Ya lo decía hace poco el MSc Rafael Duharte Jiménez, al reiniciar el curso de Historia de la cultura cubana, cuando aún el edificio del Centro Cultural “Francisco Prat Puig” sacudía los restos de la tormenta: “actividades como estas también ayudan a la recuperación de la población”.

De ahí que, más que desatino (¿quién asistirá a estos eventos?), es digno de elogio la decisión de retomar varios de los espacios culturales de la ciudad: librerías, teatros, peñas culturales, poco a poco, retoman sus calendarios.

Dentro de ellos, una de las primeras Peñas en “renacer” fue “Desempolvando, espacio que cada tercer viernes de mes celebra el Archivo Histórico Provincial (AHP) de Santiago de Cuba y que, en esta ocasión, tal y como ya habían anunciado hace unos meses sus organizadores, se dedicó precisamente, a la historia del edificio que ocupa el AHP; temática en la cual, no puedo dejar de notar una más de las coincidencias misteriosas que rodean a esta peña: pues qué fue sino Sandy para esta ciudad, y dentro de ella el Archivo, que un hito dentro de la historia.

Así que, conocido el tema, me alisté para participar una vez más en este espacio. Pero las cosas no siempre salen como uno las espera. Contrario a otras ocasiones, antes de dirigirme hacia el Archivo decidí hacer una parada previa en mi trayecto. Justo en ese momento, comenzó a llover sobre Santiago de Cuba, luego de varios días en los que el tiempo había sido generoso para con los que aún no tienen un techo que los proteja o, en el mejor de los casos, los que viven bajo las cubiertas rescatadas de las garras del ciclón.

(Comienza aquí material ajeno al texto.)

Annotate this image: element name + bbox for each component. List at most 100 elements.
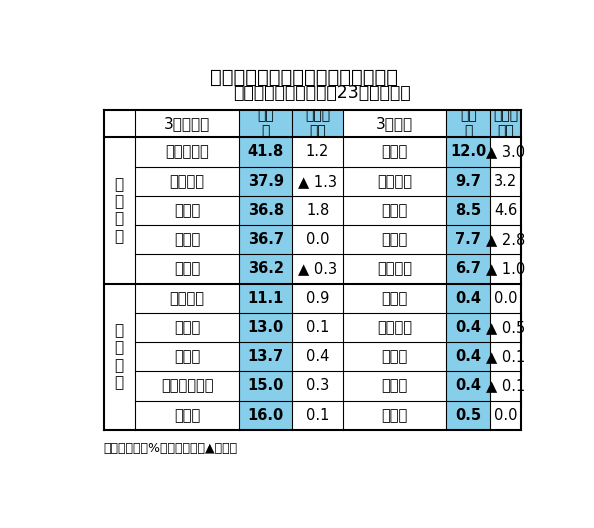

Llovió con insistencia sobre Santiago y yo dividía mis preocupaciones entre lo que en mi casa se estaría viviendo en esos momentos y la segura (pensaba) cancelación de la Peña. Para la nueva edición del Desempolvando se había anunciado a la Banda Municipal de Conciertos y a la destacada agrupación coral Música Áurea, por lo que, pensé, era difícil reacomodar a tantos artistas, instrumentos y posible público en uno de los salones que habían salvado de anteriores aguaceros al quehacer de la peña.

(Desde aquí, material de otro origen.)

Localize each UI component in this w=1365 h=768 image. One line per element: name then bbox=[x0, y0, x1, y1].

A las cinco de la tarde ya casi no caían gotas sobre la ciudad. A las cinco de la tarde debía haber concluido el espacio que, ante la prisa de los ocasos por estos tiempos, comenzaría media hora antes de lo acostumbrado. ¿Qué hacer? ¿Cómo saber si en definitiva la lluvia rompió planes?

Pues curiosos como somos, decidimos darnos un salto hasta el AHP, para averiguar qué fue del Desempolvando.

No más llegar nos percatamos que todo había concluido. ¡La peña no creyó (una vez más) en lluvias, y se celebró entre los pasillos del Archivo, y lo que fuera la antigua capilla de la Cárcel Provincial de Oriente.

Al llegar al AHP me dirigí a un grupo donde, entre otros, se encontraba la MSc Zelma Corona, directora de la institución, y Pini, Director Artístico y conductor de Desempolvando.

Al verme, Zelma me comentó: “De lo que te perdiste”, y antes de que pudiera justificarme (ni que hiciera falta), a mis espaldas Pini corrigió: “de lo que te salvaste”.

Y ahí me contaron una historia en la que yo tendría en mi poder un antiguo brazalete del Movimiento 26 de julio y, ajeno a todo, sería protagonista de una de las escenas preparadas para la ocasión, durante la cual, “guardias del ejército de Batista” me requisarían y me encerrarían en uno de las celdas (hoy oficinas) en las que tantos próceres cubanos habían estado prisioneros. Mientras me narraban pícaros lo que me habían deparado, sentía en mi una extraña mezcla de tristeza y alivio: tristeza de no haber podido compartir otra de las ocurrentes tardes ideadas por los organizadores del Desempolvando, aliviado, porque no me imagino cómo me hubiera sentido en medio de tamaña jugarreta, si hubiera sido capaz de no enrojecer de timidez hasta lo indecible.

Ahora no sé si agradecer o lamentar la lluvia que me impidió asistir a la más reciente edición de Desempolvando. No obstante, agradezco la perseverancia de sus organizadores y la confianza de involucrarme en sus andanzas. A cambio, les regalo esta crónica de lo que pudo ser.